In the US this took the form of both parties opening up their candidate nomination process to the wider membership of their party. Now the party bigwigs—the insiders—no longer solely decided who would be selected to stand for each party. This eventually progressed so far that in many states anyone can vote for who the Dem or Rep nominee will be, even if they are a member of the opposite party.
This fulfilled the societal "urge" for greater democracy, but it also brought about serious problems; because the quickest route to success for a politician is to stand for nomination of one of the two parties, even if your politics are quite different from that party's mainstream (think Bernie or Trump in 2015 versus Clinton or Bush). There is now no incentive to start a third party, that will struggle for decades before it can start to get some real power in government (it often takes third parties in other countries, even with proportional systems, decades to get cabinet postions).
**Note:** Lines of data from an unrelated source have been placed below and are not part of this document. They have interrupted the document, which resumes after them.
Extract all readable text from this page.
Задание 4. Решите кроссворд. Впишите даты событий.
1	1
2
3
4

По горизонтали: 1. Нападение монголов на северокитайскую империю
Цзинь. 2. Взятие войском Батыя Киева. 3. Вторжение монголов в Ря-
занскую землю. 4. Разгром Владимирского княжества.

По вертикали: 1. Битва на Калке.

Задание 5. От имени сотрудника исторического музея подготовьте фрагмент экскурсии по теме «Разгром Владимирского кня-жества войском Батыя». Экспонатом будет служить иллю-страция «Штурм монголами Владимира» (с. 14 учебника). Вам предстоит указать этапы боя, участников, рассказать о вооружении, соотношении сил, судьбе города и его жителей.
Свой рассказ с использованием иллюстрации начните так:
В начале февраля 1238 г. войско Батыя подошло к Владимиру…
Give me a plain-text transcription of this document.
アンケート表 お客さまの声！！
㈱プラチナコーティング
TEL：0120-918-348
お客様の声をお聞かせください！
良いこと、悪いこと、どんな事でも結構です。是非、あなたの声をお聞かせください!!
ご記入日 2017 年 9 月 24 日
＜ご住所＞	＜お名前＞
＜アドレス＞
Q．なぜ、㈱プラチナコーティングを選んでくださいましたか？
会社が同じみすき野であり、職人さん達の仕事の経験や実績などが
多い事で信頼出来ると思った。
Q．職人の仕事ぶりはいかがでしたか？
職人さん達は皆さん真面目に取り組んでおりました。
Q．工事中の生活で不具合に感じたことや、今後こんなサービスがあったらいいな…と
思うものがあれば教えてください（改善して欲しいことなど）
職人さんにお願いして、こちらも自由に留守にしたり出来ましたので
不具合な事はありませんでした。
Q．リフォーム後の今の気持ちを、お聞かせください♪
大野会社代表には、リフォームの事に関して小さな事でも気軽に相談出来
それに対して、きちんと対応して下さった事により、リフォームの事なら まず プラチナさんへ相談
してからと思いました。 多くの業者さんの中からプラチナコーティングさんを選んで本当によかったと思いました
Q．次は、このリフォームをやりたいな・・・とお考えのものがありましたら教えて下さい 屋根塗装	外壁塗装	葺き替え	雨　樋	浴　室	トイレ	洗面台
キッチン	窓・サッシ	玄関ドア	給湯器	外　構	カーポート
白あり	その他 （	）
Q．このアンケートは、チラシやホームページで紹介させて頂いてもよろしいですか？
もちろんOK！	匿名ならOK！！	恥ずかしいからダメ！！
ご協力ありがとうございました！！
So starting a third party is much less attractive than just taking over an existing party via the open nomination process.
A huge downside of this however is that each party's nomination (primary) election becomes a contest between the extreme and moderate factions of the party and because you only have to convince your own party's voters at this stage the extreme candidate often wins and becomes the new face of that party. The more extreme the winning nominees are the greater the incentive for the other side to vote against the opponent, even if they don't like their own guy that much.
In the end this is a positive feedback loop where each party becomes more extreme over time and it becomes much harder to justify voting for a third party.